Minding our Elders: Elder’s dementia can be especially hard on teens

DEAR CAROL: My grandma has frontotemporal dementia, which has completely changed her personality. She used to be funny and loving, but now she’s mean and hard to be around. My mom says she can’t deal with Grandma and work, too, and Grandma has no one else.

By: Carol Bradley Bursack, INFORUM

DEAR CAROL: My grandma has frontotemporal dementia, which has completely changed her personality. She used to be funny and loving, but now she’s mean and hard to be around. My mom says she can’t deal with Grandma and work, too, and Grandma has no one else.

We live together in an apartment. I’m in college and I try to help Mom with Grandma, but I’m not sure how much more I can stand, either. Mom wants Grandma to go to a nursing home, but I think that’s just because she doesn’t know what else to do.

I’m 19, so I should be able to handle this, but I fight with my mom and I cry a lot. Isn’t there something better than a nursing home for Grandma? She was always so good to me.

– Karla

DEAR KARLA: It’s understandable that you are having such a hard time emotionally. You are sad. You are likely angry about your grandma’s disease and frustrated because you can’t help her. That’s completely normal. I’m sure your mom has the same feelings, and that puts you both on edge so instead of helping each other you fight.

I don’t think your mom has given up on your grandma. She most likely sees there’s not much more that can be done the way things are and nursing homes are equipped to care for people with these sad disorders.

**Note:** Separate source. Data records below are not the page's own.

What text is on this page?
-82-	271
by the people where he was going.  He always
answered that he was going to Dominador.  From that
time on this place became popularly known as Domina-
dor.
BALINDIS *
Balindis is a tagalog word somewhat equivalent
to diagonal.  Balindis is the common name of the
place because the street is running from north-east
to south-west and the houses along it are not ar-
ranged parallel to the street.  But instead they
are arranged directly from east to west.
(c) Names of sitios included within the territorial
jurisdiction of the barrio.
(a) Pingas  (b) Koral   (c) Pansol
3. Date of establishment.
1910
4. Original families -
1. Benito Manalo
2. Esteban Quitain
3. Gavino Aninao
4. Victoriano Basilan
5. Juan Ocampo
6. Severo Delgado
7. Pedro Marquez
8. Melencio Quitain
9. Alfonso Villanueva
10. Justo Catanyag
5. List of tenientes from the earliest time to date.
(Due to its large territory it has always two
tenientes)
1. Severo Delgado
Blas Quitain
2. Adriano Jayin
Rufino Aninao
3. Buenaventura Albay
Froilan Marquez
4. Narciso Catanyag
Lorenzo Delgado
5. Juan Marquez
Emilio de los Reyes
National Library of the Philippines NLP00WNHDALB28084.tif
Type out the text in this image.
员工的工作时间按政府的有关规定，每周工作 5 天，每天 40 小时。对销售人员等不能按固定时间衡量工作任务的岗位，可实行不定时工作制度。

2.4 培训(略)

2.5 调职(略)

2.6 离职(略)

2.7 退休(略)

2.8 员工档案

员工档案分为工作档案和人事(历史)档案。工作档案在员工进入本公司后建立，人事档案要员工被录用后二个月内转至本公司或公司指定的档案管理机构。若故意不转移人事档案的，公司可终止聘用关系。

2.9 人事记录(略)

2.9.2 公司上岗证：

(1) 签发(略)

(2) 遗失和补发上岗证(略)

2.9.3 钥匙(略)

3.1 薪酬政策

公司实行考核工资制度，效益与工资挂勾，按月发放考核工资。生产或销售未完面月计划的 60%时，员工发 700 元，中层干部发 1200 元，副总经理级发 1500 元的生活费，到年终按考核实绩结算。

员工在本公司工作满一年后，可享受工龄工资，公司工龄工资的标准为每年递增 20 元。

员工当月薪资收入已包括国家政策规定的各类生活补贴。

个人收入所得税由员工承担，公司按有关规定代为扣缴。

Frontotemporal dementia (FTD) is caused by progressive cell degeneration in the brain’s frontal lobes, which are the areas behind the forehead, or its temporal lobes, which are behind the ears. This degeneration leads to tissue shrinkage and reduced function. Both you and your mom need to continually remind yourselves that your grandma’s behavior is caused by the disease. In other words, when your grandma says something mean, it’s the disease talking, not your grandma.

You are in college, your mom is working, and your grandma likely needs full-time care. For a time, the three of you may be able to get along with the help of hired in-home care for Grandma, but a nursing home will probably become necessary.

Most nursing homes today aren’t the awful places many were years back. Why not go with your mom and look at local nursing homes? Hopefully you’ll see people can enjoy themselves as much as their disease allows and still be safe and cared for. Remember that even if your grandma moves to a nursing home, you can visit as often as you want or are able to do so.

The Alzheimer’s Association at www.alz.org and the Alzheimer’s Foundation of America (AFA) at www.alzfdn.org are both informative websites offering some special teen support. You may think that you already have enough information, but you’ll probably feel better if you know that others your age have the same problem. You also may want to ask your mom if she thinks a few counseling sessions could help you or even the two of you together. Most people need some extra support from time to time.